Systematische Theologie: Ethik

Autor/Hrsg.:

Demmer, Klaus

Titel/Untertitel:

Gott denken – sittlich handeln. Fährten ethischer Theologie.

Verlag:

Fribourg: Academic Press Fribourg; Freiburg i. Br.-Wien: Herder 2008. 287 S. gr.8° = Studien zur theologischen Ethik, 120. Kart. EUR 34,00. ISBN 978-3-7278-1609-3 (Academic Press Fribourg); 978-3-451-29817-2 (Herder).

Rezensent:

Sibylle Rolf

»Gott denken als Lebensgrund christlicher Sittlichkeit« (11) – die Überschrift des ersten Abschnittes gibt die beiden Stoßrichtungen des anspruchsvollen Werks von Klaus Demmer an, einem der be­kanntesten und bedeutendsten katholischen Moraltheologen des ausgehenden 20. und beginnenden 21. Jh.s: Gott denken und damit die unter anderem 2006 von Papst Benedikt XVI. ins Gedächtnis gerufene Verhältnisbestimmung von Glaube und Vernunft (1), und die Grundlagen christlicher Sittlichkeit (2), die D. anhand ausgewählter beispielhafter Problemfelder entfaltet. Dabei begibt sich das Buch auf »Fährten ethischer Theologie«, nicht, wie meist üblich, in den Diskussionszusammenhang »theologischer Ethik«.

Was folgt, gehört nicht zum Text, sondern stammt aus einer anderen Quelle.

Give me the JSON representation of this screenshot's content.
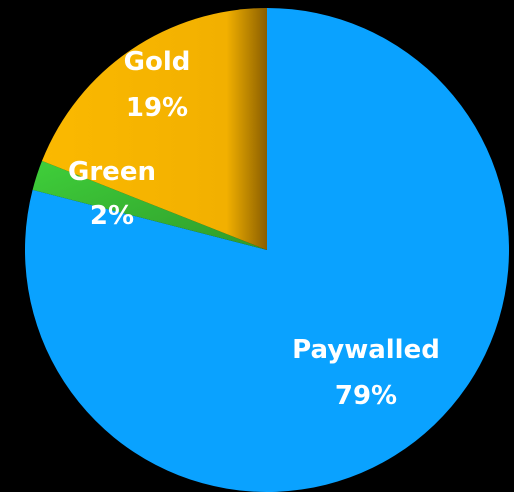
{
  "chart_data": {
    "type": "pie",
    "slices": [
      {
        "label": "Paywalled",
        "value": 79,
        "display": "79%",
        "color": "#0aa2ff"
      },
      {
        "label": "Green",
        "value": 2,
        "display": "2%",
        "color": "#3fcf3a"
      },
      {
        "label": "Gold",
        "value": 19,
        "display": "19%",
        "color": "#fbb900"
      }
    ],
    "start_angle": "12 o'clock",
    "direction": "clockwise",
    "title": "",
    "legend": "none",
    "background": "#000000"
  }
}
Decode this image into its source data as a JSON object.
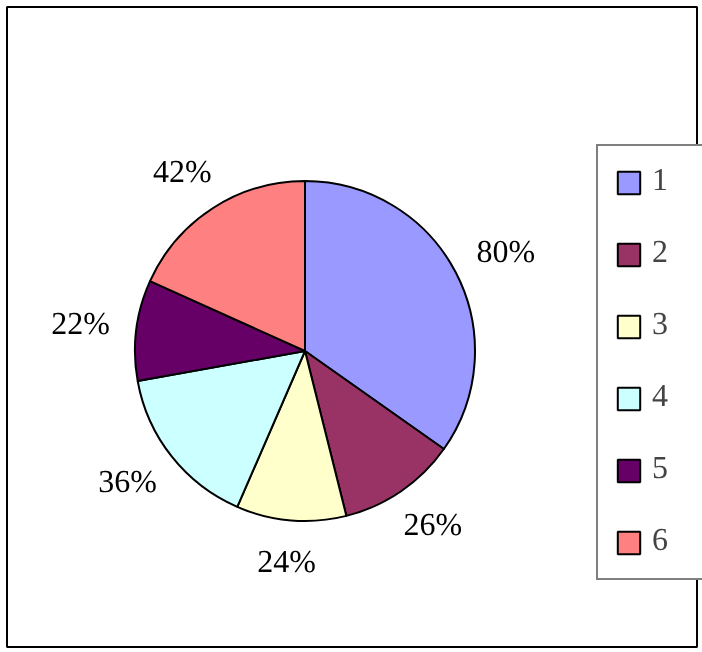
{
  "chart_data": {
    "type": "pie",
    "categories": [
      "1",
      "2",
      "3",
      "4",
      "5",
      "6"
    ],
    "values": [
      80,
      26,
      24,
      36,
      22,
      42
    ],
    "value_labels": [
      "80%",
      "26%",
      "24%",
      "36%",
      "22%",
      "42%"
    ],
    "colors": [
      "#9999ff",
      "#993366",
      "#ffffcc",
      "#ccffff",
      "#660066",
      "#ff8080"
    ],
    "legend": "right"
  }
}
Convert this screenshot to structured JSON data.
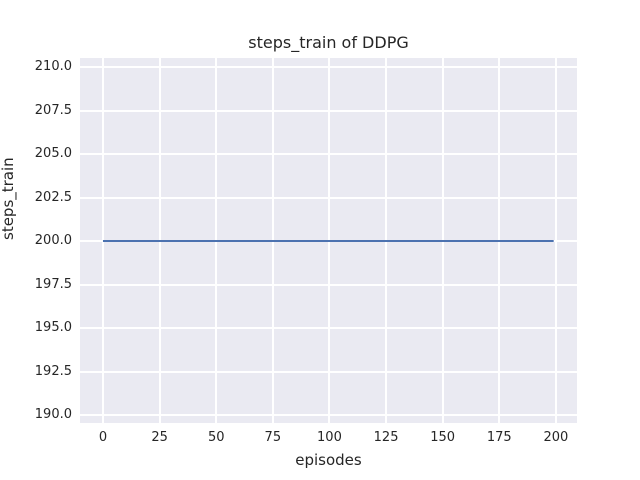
{
  "chart_data": {
    "type": "line",
    "title": "steps_train of DDPG",
    "xlabel": "episodes",
    "ylabel": "steps_train",
    "xlim": [
      -10.15,
      209.3
    ],
    "ylim": [
      189.54,
      210.52
    ],
    "x_tick_values": [
      0,
      25,
      50,
      75,
      100,
      125,
      150,
      175,
      200
    ],
    "x_tick_labels": [
      "0",
      "25",
      "50",
      "75",
      "100",
      "125",
      "150",
      "175",
      "200"
    ],
    "y_tick_values": [
      190.0,
      192.5,
      195.0,
      197.5,
      200.0,
      202.5,
      205.0,
      207.5,
      210.0
    ],
    "y_tick_labels": [
      "190.0",
      "192.5",
      "195.0",
      "197.5",
      "200.0",
      "202.5",
      "205.0",
      "207.5",
      "210.0"
    ],
    "grid": true,
    "legend": false,
    "series": [
      {
        "name": "steps_train",
        "color": "#4c72b0",
        "x": [
          0,
          199
        ],
        "y": [
          200,
          200
        ]
      }
    ],
    "style": {
      "plot_bg": "#eaeaf2",
      "grid_color": "#ffffff",
      "text_color": "#262626",
      "figure_bg": "#ffffff"
    }
  }
}
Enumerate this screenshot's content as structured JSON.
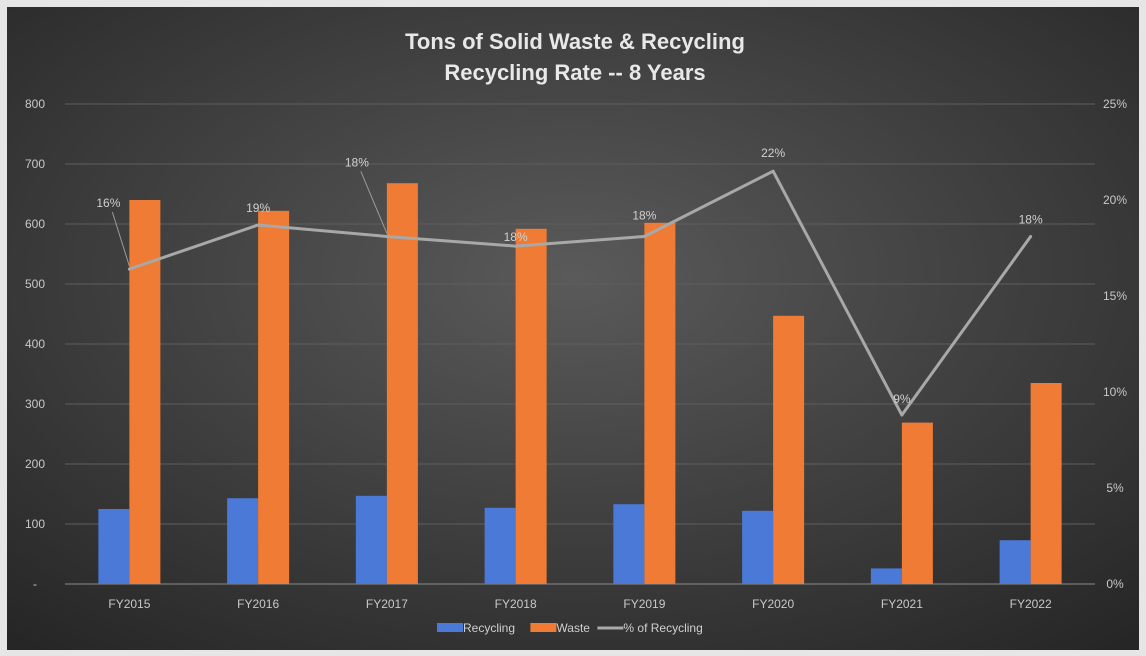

Von dieser unerwarteten Akzentuierung her ist es konsequent, zunächst die Vernünftigkeit des Glaubens zu erweisen, denn »Gott denken zu können ist die höchste Auszeichnung des menschlichen Geistes« (11). In diesem Zusammenhang wird ein kontextloses, abstraktes Modell menschlicher Vernünftigkeit unter der Prämisse abgelehnt, dass die geschichtliche Selbstoffenbarung Gottes in Je-sus Christus eine gleichsam geschichtslose Vernunft, bei der ein Mensch von sich selbst absieht, nicht kennt (15). Auf Grund des Geschichtshandelns Gottes, das im Geschehen von Kreuz und Auferstehung seine Spitze und zugleich seinen tiefsten Punkt findet, hat die Vernunfttätigkeit sich selbst als geschichtlich zu verstehen, ja, theologische Ethik (oder ethische Theologie, wie D. sich ausdrückt) findet an der Geschichtlichkeit der Offenbarung ihr Maß. Diese strukturelle Fundierung von Moraltheologie wird wiederum vom inhaltlichen Kriterium des göttlichen Gnadenhandelns be­stimmt.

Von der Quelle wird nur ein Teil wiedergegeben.